Quand une langue emprunte à une autre, cet emprunt peut être d'ordre prosodique, accentuel, lexical ou syntaxique. L'exemple en (1) est un emprunt d'ordre lexical. La dimension de son accueil dans le système du breton est, elle, à la fois d'ordre phonologique, prosodique, accentuel, lexical et/ou syntaxique.
(1) | Traoù kriz | en deus gwelet | durant | ar brezel. | |||
choses atroce | R.3SGM a vu | pendant | le guerre | ||||
'Il a vu des choses atroces durant la guerre.' | Le Scorff, Ar Borgn (2011:13) |
Adaptation au système linguistique nouveau
Un mot emprunté à une autre langue s'adapte au système nouveau dans lequel il est inséré. Il devient pleinement un mot de cette langue, ce que l'on peut voir dès que ce mot subit les règles de la langue d'accueil.
systèmes d'accueil des emprunts
Le breton a spécialisé certain outils morphologiques pour l'accueil d'emprunts au français.
On a par exemple le suffixe verbal de l'infinitif -al qui s'est spécialisé sur les verbes d'emprunt (chaseal, 'chasser' ou paseal, 'passer' Gros 1984:354).
Le suffixe singulatif -enn, apparaît sur les noms d'emprunt d'animaux (jirafenn), et le suffixe -ez apparaît sur les noms d'emprunt de légumes (bananez, Vallée 1980:XVI).
adaptation à la phonologie de la langue cible
Un emprunt peut importer un élément grammatical d'une autre langue, tel quel, en l'utilisant pour la même fonction dans la langue d'origine que dans la langue d'accueil.
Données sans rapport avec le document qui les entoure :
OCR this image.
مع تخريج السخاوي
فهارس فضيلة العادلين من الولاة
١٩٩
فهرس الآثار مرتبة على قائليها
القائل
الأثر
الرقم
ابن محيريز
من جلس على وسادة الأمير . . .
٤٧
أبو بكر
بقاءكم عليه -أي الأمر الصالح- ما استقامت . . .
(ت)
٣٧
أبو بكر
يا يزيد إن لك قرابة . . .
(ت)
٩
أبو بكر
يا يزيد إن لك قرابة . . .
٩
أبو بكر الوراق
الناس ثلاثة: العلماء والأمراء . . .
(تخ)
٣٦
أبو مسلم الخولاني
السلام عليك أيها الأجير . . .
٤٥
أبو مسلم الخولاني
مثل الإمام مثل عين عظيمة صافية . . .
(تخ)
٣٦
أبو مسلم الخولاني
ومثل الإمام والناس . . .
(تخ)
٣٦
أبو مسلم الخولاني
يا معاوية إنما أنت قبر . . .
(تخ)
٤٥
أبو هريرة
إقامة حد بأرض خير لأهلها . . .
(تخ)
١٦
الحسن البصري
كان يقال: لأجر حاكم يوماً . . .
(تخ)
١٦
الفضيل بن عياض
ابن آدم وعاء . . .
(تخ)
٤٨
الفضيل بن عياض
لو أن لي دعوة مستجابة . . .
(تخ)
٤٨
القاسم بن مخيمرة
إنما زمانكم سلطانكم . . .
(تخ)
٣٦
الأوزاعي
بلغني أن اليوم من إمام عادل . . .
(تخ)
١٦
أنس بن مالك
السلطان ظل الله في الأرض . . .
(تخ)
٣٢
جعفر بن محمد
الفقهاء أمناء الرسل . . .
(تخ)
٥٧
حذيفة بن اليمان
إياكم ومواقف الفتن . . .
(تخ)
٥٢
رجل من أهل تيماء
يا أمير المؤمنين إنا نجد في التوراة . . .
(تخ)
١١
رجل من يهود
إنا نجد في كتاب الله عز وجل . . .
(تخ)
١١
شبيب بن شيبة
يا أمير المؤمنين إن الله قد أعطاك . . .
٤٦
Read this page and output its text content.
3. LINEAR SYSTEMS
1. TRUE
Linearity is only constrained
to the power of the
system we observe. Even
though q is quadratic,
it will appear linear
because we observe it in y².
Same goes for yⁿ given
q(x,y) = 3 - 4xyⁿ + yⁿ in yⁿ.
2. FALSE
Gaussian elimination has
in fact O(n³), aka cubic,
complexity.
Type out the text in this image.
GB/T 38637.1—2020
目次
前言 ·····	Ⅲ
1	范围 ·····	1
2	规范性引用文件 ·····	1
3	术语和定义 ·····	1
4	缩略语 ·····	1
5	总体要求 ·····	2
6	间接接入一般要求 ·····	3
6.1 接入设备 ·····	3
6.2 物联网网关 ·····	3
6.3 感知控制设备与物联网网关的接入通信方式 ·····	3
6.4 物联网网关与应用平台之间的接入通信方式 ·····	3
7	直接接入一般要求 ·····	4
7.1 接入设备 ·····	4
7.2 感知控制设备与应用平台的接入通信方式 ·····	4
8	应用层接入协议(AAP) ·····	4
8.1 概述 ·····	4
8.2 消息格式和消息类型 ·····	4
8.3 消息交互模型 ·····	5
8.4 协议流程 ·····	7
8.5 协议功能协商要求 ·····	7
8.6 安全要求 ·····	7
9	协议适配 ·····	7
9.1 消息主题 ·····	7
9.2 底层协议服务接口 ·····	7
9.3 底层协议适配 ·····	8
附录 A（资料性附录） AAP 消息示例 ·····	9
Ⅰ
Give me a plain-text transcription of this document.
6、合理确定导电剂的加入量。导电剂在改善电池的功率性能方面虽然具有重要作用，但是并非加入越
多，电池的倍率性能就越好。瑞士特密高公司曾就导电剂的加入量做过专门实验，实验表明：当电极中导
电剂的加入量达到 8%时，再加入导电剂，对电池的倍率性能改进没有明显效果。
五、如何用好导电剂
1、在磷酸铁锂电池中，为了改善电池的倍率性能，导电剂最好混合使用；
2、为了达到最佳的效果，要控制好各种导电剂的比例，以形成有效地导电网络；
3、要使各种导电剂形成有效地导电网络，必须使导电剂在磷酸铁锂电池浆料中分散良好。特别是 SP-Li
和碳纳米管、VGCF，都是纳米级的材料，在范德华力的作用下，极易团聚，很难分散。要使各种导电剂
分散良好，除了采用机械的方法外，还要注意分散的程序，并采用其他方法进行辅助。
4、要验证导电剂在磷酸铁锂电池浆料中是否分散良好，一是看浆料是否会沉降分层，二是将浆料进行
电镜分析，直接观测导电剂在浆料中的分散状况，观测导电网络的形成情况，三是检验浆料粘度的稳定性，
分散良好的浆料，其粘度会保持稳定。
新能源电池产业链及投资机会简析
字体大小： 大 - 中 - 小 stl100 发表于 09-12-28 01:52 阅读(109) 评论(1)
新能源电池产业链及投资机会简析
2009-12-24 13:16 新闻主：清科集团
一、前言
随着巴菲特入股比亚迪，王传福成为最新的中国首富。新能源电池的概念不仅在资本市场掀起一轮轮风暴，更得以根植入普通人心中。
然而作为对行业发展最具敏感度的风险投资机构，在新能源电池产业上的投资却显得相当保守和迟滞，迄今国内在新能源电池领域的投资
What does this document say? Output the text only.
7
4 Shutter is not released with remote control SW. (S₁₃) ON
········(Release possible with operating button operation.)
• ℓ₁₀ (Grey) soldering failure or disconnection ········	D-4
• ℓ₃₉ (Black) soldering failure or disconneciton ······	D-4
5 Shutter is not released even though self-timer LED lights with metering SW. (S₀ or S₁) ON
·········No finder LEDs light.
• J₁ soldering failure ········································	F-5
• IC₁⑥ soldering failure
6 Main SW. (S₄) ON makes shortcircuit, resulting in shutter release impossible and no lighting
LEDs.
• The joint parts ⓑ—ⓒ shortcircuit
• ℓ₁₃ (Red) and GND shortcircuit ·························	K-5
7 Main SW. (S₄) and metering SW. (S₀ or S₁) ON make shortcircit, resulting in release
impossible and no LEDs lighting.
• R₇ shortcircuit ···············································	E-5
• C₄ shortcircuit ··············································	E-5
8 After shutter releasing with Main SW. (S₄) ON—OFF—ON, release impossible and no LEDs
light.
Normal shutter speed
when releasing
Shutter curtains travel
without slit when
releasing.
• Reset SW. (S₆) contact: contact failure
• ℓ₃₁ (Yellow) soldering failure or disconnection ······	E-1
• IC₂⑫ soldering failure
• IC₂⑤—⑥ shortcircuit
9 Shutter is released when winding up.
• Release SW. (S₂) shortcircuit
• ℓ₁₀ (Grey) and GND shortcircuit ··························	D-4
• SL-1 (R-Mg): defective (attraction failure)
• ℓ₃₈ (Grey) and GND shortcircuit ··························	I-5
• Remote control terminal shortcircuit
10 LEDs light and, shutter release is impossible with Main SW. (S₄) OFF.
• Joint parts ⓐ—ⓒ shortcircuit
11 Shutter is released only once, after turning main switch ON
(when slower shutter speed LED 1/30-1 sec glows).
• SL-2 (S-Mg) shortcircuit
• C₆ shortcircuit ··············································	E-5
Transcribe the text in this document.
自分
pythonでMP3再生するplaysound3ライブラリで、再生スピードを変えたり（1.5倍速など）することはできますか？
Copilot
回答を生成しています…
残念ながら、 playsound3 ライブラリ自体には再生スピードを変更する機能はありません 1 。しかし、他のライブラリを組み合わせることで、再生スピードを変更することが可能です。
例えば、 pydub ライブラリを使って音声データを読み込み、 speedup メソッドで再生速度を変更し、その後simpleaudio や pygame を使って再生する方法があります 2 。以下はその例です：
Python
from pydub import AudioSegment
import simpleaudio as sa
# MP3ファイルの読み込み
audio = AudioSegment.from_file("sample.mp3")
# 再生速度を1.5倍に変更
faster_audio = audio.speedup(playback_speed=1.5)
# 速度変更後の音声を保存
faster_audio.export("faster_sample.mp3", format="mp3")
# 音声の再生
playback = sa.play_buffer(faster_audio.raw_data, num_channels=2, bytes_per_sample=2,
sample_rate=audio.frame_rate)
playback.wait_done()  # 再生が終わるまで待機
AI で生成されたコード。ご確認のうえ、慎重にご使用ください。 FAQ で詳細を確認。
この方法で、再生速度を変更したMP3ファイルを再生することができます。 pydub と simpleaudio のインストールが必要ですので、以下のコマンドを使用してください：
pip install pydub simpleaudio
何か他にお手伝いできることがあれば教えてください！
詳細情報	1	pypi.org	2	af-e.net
Sa phonologie en est changée. En (2), surtout est prononcé /syrtu/ en français, mais /syrtut/ en breton.
(2) | Hir eo | an eternite, | surtout | ba'n achumant! | ||
long est | le éternité | surtout | dans'le fin | |||
'L'éternité est longue surtout vers la fin!' | Le Scorff, Ar Borgn (2011:47) |
En (3), l'emprunt au français grave, /grav/ est dévoisé en /f/ sur la consonne finale pour respecter les règles phonologiques bretonnes de dévoisement en fin de mot.
(3) | Ne | ket | graf ! | |||
ne.est | pas | grave | ||||
'C'est pas grave!' | Cornouaille (bigouden), Stéphan (1986:5) |
Mordiern (1939:12,13) donne des exemples d'emprunts au français marqués par des changements phonologiques réguliers, qu'il fait remonter au moyen-âge:
- une finale en e muet (schwa) obtient -a dans son équivalent breton (la ville de Fougère > Foujera ; promesse > promesa).
- un é final obtient -ez (communauté > kommunotez, pavé > pavez, privé > prevez)
- les finales en eau, eaux obtiennent -el, (Bordeaux > Bourdel) ou -ell (mangonneau > bañgounell, guideau > kidell, drapeau > drapell).
- une finale en ier obtient -er (pelletier > peleter, denier > diner, destrier > drester)
- une finale en ois, ais obtient une finale en -ez (François, Français > Fransez) ou -iz (bourgeois > bourc'hiz).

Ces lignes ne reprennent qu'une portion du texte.